[interview] "Le décalage entre la promesse portée par le discours managérial et la réalité peut créer de la souffrance"

[interview] "Le décalage entre la promesse portée par le discours managérial et la réalité peut créer de la souffrance"

28.09.2018

HSE

Le management moderne ne provoque pas seulement du mal-être au travail de par l'organisation du travail qu'il induit. Par ses mots même – sa "novlangue" – il contraint l’expression des émotions et limite la compréhension de ses propres expériences. C'est ce que montre la chercheuse Agnès Vandevelde-Rougale. Socio-anthropologue, elle a recueilli les témoignages de salariés et agents, et explique les mécanismes en jeu.

Agnès Vandevelde-Rougale est socio-anthropologue, chercheuse associée au LCSP, le laboratoire du changement social et politique, au sein de l’université Paris-Diderot.

Elle a publié en 2017 un livre, La novlangue managériale, Emprise et résistance , dans lequel elle rapporte les témoignages de salariés ou agents. Elle y montre à quel point le travailleur finit par intérioriser le discours dominant et subit la violence produite par cette novlangue.

Son ouvrage a été récompensé, en mars 2018, par le prix du meilleur ouvrage sur le monde du travail, dans la catégorie "experts" par l’association Le Toit citoyen, un club d’élus représentants des salariés.

 

Qu’est-ce qui vous a poussée à engager des travaux de recherche sur la "novlangue managériale" ?
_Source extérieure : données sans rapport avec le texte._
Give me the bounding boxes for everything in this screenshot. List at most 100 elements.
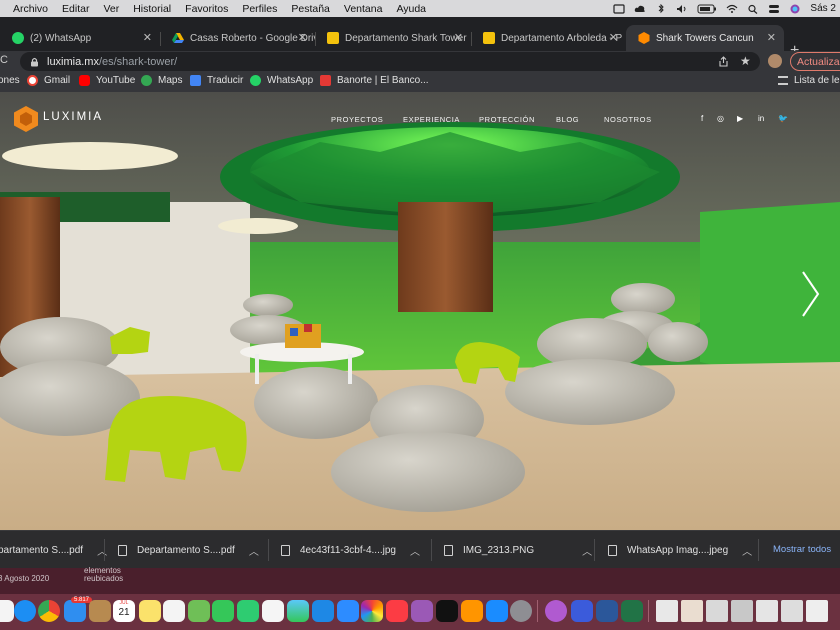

Agnès Vandevelde-Rougale : Je me suis intéressée au sujet de la violence dans les organisations et notamment au harcèlement moral au travail, d’abord en France, puis en Irlande où je suis allée vivre pour des raisons personnelles. In fine, je me suis rendu compte que les formes de discours managériaux mobilisés étaient proches, quelle que soit la structure, banque, hôpital ou centre de formation par exemple. Et des mots et un vécu analogues se retrouvaient tant en français qu’en anglais, dans une sorte de langue dépassant les frontières linguistiques et organisationnelles.

D'où vient le concept de "novlangue managériale"?

Agnès Vandevelde-Rougale : Le terme est inspiré par le "newspeak", mot inventé par George Orwell dans son roman 1984, et désigne un système verbal d’expression issu du discours managérial. Parmi les personnes que j’ai rencontrées, Eryn traduit bien cette notion : elle préfèrerait utiliser un langage émotionnel pour rendre compte de son vécu de personne harcelée, mais elle prend conscience de l’utilité de s’en tenir à un langage formel dans le contexte professionnel, pour se protéger et tenter de se faire entendre. Ce qui est utile, mais provoque une nouvelle souffrance, celle d’un vécu qu’elle ne peut pas dire et qui est ignoré. 

Et concrètement, en quoi cela consiste-il ?

Agnès Vandevelde-Rougale : Le discours managérial moderne fait appel à un vocabulaire et à une grammaire spécifiques pour emporter l’adhésion des individus. Il propose aux salariés une convergence d’objectifs associant le développement de l’entreprise et celui de l’individu.

Les entreprises, dans leur communication institutionnelle, emploient volontiers des termes aux contours flous comme la confiance et la transparence. Elles sont friandes de néologismes, d’anglicismes, de la complexification des mots, sans parler des "modes" de certains mots : fluidité, gouvernance, pilotage stratégique, etc.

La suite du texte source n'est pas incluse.